In a fragment about the peasant protests that has been viewed almost three million times on YouTube, a commentator on right-wing Sky News Australia says that “the global elite, especially the left, claim to stand up for the working class, but it’s obvious they don’t.” And: ‘That downright contemptuous attitude towards the middle and working class has now turned into hatred.’
“In the eyes of the populist radical right, governments in liberal democracies are not concerned with the everyday, basic and important needs of ‘the people,'” said Bàrbara Molas, a Canadian researcher and co-author of two books on the radical right, who after the summer will begin at The International Center for Counter-Terrorism in The Hague. “They would be concerned with policies that have been agreed between governments rather than with the wishes of citizens. The radical right tries to portray democracy as undemocratic. Only ‘the people’ would know what true democracy is.
Preserving the soil
In that ideal democracy, individual freedom takes precedence over everything else, the right to do what you want comes before the common good.’ See, for example, the opposition to the corona measures by this group, or now against the nitrogen measures.
There is another factor that makes farmers an ideal symbol: they fight to preserve their land. And that ground plays a role within nativism, an important part of the ideology of the radical right. Nativism is the xenophobic variant of nationalism, the belief that a nation is founded on a pure people. This people is historically tied to a certain area and is threatened by outside influences, such as immigrants.
“These farmers have been there for thousands of years,” Steve Bannon said in his podcast. His reporter Yon: ‘The Frisian farmers, the old Vikings, they are the beating heart of that country. To deprive them of their land is an attack on culture.’

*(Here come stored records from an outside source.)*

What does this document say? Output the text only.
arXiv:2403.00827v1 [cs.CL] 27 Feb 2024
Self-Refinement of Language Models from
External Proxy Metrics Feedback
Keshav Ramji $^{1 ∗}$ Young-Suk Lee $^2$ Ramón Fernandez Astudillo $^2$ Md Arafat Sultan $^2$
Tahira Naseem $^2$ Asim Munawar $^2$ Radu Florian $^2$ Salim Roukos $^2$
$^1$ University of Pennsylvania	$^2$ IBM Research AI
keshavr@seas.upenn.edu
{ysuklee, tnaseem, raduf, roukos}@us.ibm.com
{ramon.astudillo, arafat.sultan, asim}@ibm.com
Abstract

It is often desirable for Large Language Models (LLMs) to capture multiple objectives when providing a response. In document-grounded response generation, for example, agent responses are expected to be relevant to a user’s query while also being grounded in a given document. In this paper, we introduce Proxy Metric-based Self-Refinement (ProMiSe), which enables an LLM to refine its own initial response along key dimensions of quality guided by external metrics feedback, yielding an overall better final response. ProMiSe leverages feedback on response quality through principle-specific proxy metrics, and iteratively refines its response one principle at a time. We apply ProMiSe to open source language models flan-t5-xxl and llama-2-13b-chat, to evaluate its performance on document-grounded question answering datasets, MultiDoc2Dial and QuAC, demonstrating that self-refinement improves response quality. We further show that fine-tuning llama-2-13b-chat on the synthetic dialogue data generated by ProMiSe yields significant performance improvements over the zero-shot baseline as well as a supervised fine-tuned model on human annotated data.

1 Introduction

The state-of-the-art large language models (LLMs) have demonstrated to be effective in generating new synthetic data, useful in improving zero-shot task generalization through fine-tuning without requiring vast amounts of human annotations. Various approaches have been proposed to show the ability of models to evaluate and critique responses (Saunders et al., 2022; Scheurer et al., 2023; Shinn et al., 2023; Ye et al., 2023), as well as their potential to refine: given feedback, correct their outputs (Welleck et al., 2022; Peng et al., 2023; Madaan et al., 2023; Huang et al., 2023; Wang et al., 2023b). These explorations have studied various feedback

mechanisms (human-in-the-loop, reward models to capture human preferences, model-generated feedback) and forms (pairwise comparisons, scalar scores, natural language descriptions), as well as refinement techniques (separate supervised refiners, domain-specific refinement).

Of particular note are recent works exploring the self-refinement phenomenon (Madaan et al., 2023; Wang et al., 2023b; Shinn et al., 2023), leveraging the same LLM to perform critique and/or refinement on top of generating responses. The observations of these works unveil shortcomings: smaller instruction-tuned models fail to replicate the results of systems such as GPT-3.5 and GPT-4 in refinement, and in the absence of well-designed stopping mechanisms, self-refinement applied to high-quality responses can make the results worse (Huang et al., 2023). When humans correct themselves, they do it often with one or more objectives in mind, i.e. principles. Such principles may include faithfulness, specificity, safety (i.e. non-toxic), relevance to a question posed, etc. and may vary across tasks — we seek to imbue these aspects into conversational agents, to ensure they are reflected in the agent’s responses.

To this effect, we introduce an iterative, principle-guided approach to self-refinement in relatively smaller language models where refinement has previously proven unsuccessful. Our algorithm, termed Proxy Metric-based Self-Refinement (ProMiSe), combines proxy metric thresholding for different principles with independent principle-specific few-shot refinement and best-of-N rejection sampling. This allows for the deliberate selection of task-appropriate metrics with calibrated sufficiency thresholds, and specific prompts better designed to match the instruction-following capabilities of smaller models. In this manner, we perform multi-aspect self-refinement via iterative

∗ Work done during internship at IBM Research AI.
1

This is also the idea that FvD MP Thierry Baudet spreads. There is a deeper, spiritual bond between the farmers and their land, suggested he in early July The Epoch Timesa popular site operated by The New York Times was called a ‘disinformation machine’. ‘They are proud family people who run their own business, live off their land, who feel a strong connection to the history and nature of this country. Therefore they are a direct threat to the post-territorial, post-identity agenda of the globalists.’
The traditional way of life
“The idea is that there is a conspiracy against the people and the traditional way of life,” Molas says. “That gives the radical right an opening to start with the purity of the nation, the nativist idea that Europe’s white population should be protected from governments that promote integration and multiculturalism.”

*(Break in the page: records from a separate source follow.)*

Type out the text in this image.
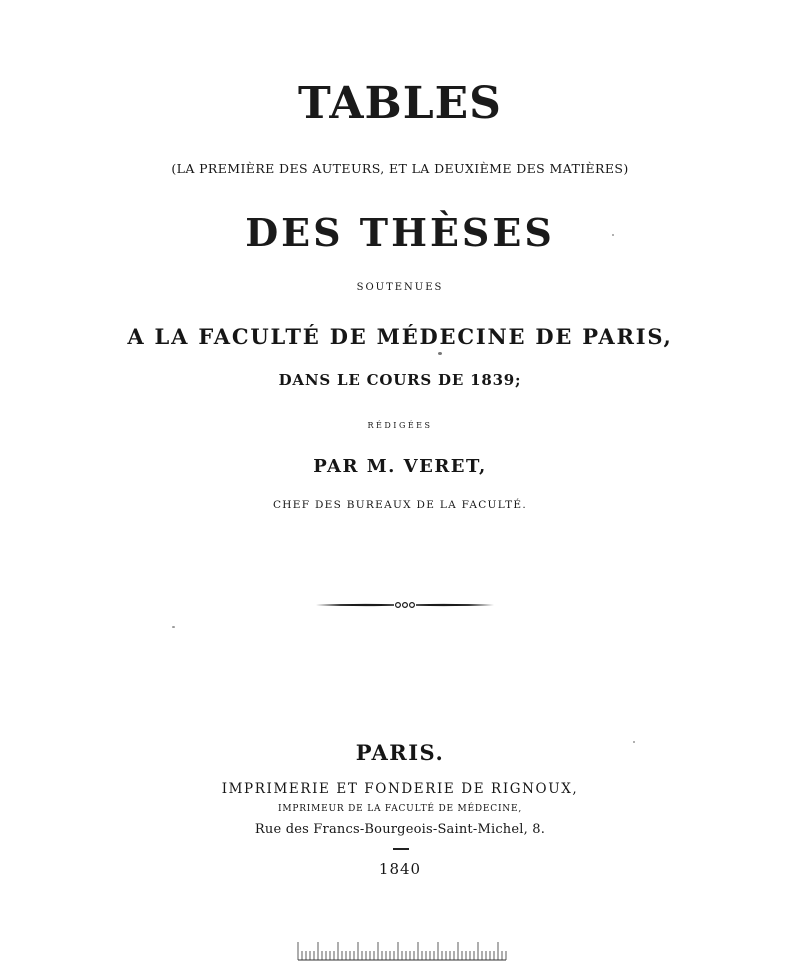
TABLES
(LA PREMIÈRE DES AUTEURS, ET LA DEUXIÈME DES MATIÈRES)
DES THÈSES
SOUTENUES
A LA FACULTÉ DE MÉDECINE DE PARIS,
DANS LE COURS DE 1839;
RÉDIGÉES
PAR M. VERET,
CHEF DES BUREAUX DE LA FACULTÉ.
PARIS.
IMPRIMERIE ET FONDERIE DE RIGNOUX,
IMPRIMEUR DE LA FACULTÉ DE MÉDECINE,
Rue des Francs-Bourgeois-Saint-Michel, 8.
1840
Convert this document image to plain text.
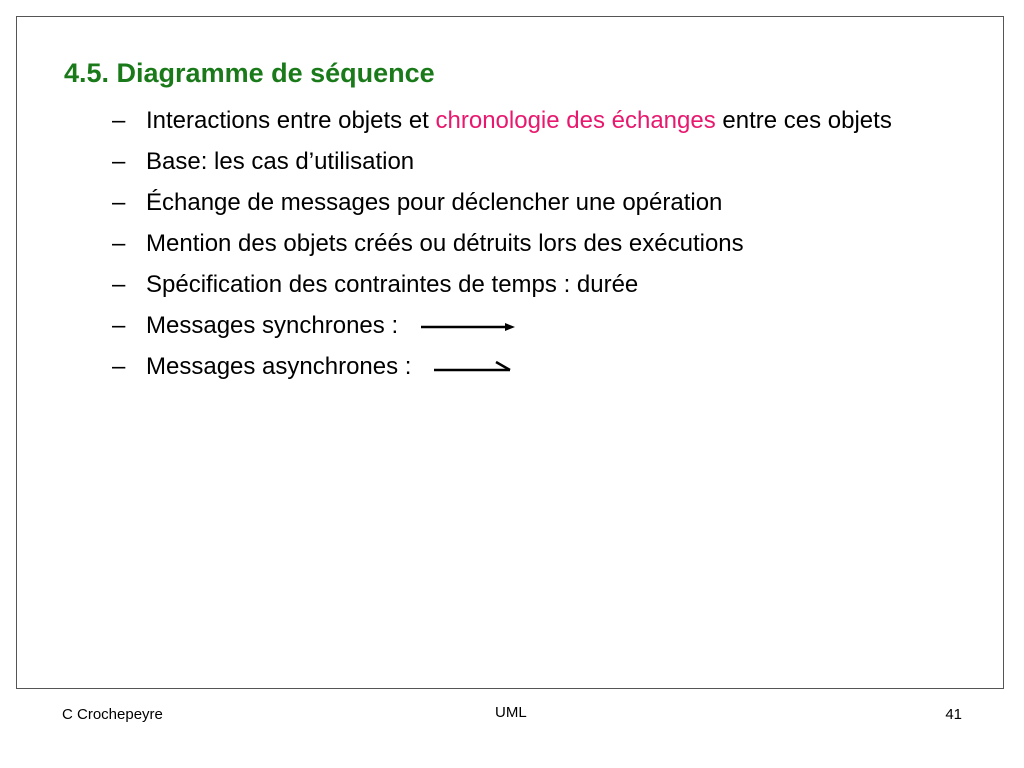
4.5. Diagramme de séquence
– Interactions entre objets et chronologie des échanges entre ces objets
– Base: les cas d’utilisation
– Échange de messages pour déclencher une opération
– Mention des objets créés ou détruits lors des exécutions
– Spécification des contraintes de temps : durée
– Messages synchrones :
– Messages asynchrones :
C Crochepeyre	UML	41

“They do this because they want to use the farmers’ land to house immigrants,” Eva Vlaardingerbroek told Tucker Carlson, applying the overpopulation theory to this issue. On GBNews, the British version of Fox News, a presenter asked the same Vlaardingerbroek how it is that ‘these incompetent governments’ take land from farmers to build houses ‘for uneducated immigrants who import western countries on an industrial scale’.
The Dutch had an answer to that. “Of course Bill Gates is involved,” she said. This is the guy who wants us to eat his ‘Beyond Burger’, his other fake synthetic meats and of course his bugs. This is the future these people have in mind for us. If you control the food supply, you have control over the people.’
“And you never know how manipulated these insects are and what wonderful vaccines he’s put in those tiny, attractive insects,” said the host, bringing seemingly disparate issues together.